Keluar dari ruangan ortopedi, Margaret tetap masih harus berjalan menggunakan kruknya. "Dokter tadi ganteng," gumam Margaret tersenyum sendiri.

"Bagaimana jika kau menjadi dokter? Kalau aku sakit nanti, kau yang memeriksa kondisiku, sehingga aku tidak perlu repot datang ke rumah sakit," tutur Margaret.

"Dokter?" gumam Morgan, kemudian ia berpikir dan tidak membahas itu lagi ketika bertemu dengan ayah di ruang tunggu administrasi.

"Ayah, di kamar mana ibu dirawat?" tanya Margaret.

"Di lantai lima. Ayo," ajak ayah.

Masuk ke lift kosong, mereka naik ke lantai lima. Pintu segera terbuka otomatis di lorong panjang yang dingin. Mereka tiba di kamar rawat VVIP. Ayah masuk duluan.

Dapat mereka lihat sekarang, ibu mereka sedang tidur di ranjang rawat dengan berbagai alat medis membantu pengobatannya. Margaret melangkah pincang mendekati ranjang ibunya dengan perasaan haru.

"Ibu, aku kangen," bisik Margaret menatap sedih wajah pucat ibunda.

"Kami datang untuk melihatmu," ujar ayah. "Bukalah matamu, sayang. Margaret dan Morgan sudah di sini." Ayah juga lebih sedih daripada perasaan kedua anaknya saat ini. Sebagai seorang suami yang sudah lama menjalani hidup bersama, melihat keadaan pasangan tercinta seperti ini, terasa menyayat hatinya.

Rasa sesak di dadanya hampir membuat ia meneteskan air mata. Namun beliau menahan diri untuk tidak menangis haru di depan anak-anak mereka. Ayah menunjukkan sikap tegarnya.

Mereka cukup lama berada di rumah sakit, tapi ketika malam tiba, ayah menyuruh mereka untuk pulang karena besok harus sekolah. Maka mereka pamit dan pulang diantar supir pribadi.

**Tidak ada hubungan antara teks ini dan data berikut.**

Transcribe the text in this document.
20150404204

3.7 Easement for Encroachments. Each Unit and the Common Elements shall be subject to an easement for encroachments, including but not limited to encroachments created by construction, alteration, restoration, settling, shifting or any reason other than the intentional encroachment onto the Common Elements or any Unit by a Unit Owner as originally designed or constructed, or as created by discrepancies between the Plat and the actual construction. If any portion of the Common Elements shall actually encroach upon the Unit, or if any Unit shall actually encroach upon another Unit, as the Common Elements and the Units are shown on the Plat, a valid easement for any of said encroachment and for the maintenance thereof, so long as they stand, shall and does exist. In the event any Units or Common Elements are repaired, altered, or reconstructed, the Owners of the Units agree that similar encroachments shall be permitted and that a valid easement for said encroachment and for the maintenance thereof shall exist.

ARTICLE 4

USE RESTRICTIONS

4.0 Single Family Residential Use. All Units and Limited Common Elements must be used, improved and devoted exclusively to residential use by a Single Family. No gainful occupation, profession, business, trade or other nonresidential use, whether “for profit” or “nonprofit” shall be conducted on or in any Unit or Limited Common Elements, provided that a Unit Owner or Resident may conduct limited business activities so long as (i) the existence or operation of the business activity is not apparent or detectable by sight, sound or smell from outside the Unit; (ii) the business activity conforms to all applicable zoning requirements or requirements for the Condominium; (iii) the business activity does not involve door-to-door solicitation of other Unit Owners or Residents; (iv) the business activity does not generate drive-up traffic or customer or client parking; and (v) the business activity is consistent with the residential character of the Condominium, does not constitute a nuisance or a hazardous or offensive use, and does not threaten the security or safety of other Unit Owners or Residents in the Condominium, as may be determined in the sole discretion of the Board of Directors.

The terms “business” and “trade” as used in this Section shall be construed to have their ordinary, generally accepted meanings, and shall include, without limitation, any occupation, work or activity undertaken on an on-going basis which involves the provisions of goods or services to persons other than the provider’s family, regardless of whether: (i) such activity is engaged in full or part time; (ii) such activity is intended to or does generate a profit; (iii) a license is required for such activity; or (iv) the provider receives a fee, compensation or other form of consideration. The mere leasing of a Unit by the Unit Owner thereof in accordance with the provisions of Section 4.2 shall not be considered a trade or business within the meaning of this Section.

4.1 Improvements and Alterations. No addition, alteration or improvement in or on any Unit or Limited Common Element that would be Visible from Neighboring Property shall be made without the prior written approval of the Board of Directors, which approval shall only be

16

Sampai di rumah, Margaret teringat dengan PR sekolah. "Aduh, aku lupa mengerjakannya!" Dia menepuk jidat. Melihat jam digital di meja, sudah menunjukkan pukul sepuluh malam. Sedangkan sekarang matanya mulai mengantuk, Margaret merasa malas untuk mengerjakan tugas malam ini juga.

"Kerjakan saja sekarang," sahut Morgan.

"Ya, tapi bantu aku menjawabnya agar lebih cepat selesai. Karena besok harus dikumpulkan," kata Margaret. Dia duduk di kursi dan mulai fokus pada buku tugasnya, sementara Morgan ke kamar mandi untuk bersiap sebelum tidur.

Begitu lelaki itu keluar, Margaret baru selesai mengerjakan tugas pilihan ganda. "Apa kau bisa mengecek jawabanku?" pinta Margaret.

Morgan kemudian menarik kursi di sampingnya, mengambil kertas jawaban dan membaca jawaban Margaret. Margaret memperhatikan dengan khawatir, berharap sebagian besar jawabannya benar.

Tetapi Morgan malah mencoret kertas itu dengan tanda silang menggunakan tinta merah, yang menandakan jawabannya salah. Tidak hanya satu kali coretan, tapi beberapa kali memberi tanda silang pada jawaban soal.

"Eh eh? Kenapa kau mencoret semuanya?" Margaret panik.

"Jawabanmu salah," pungkas Morgan singkat.

"Hah? Lalu aku harus bagaimana? Masa mengulang lagi? Aku mengantuk sekali," rengek Margaret manyun.

"Kerjakan saja besok pagi-pagi sekali," saran Morgan. "Sekarang waktunya tidur agar tidak bangun terlambat."

"Bagaimana kalau kau bantu isi soal itu?" usul Margaret.

"Apa?" Morgan tampaknya kaget. "Tidak, kau harus belajar dari tugas sekolah. Kalau dikerjakan orang lain, kau tidak akan bisa belajar," tolak Morgan.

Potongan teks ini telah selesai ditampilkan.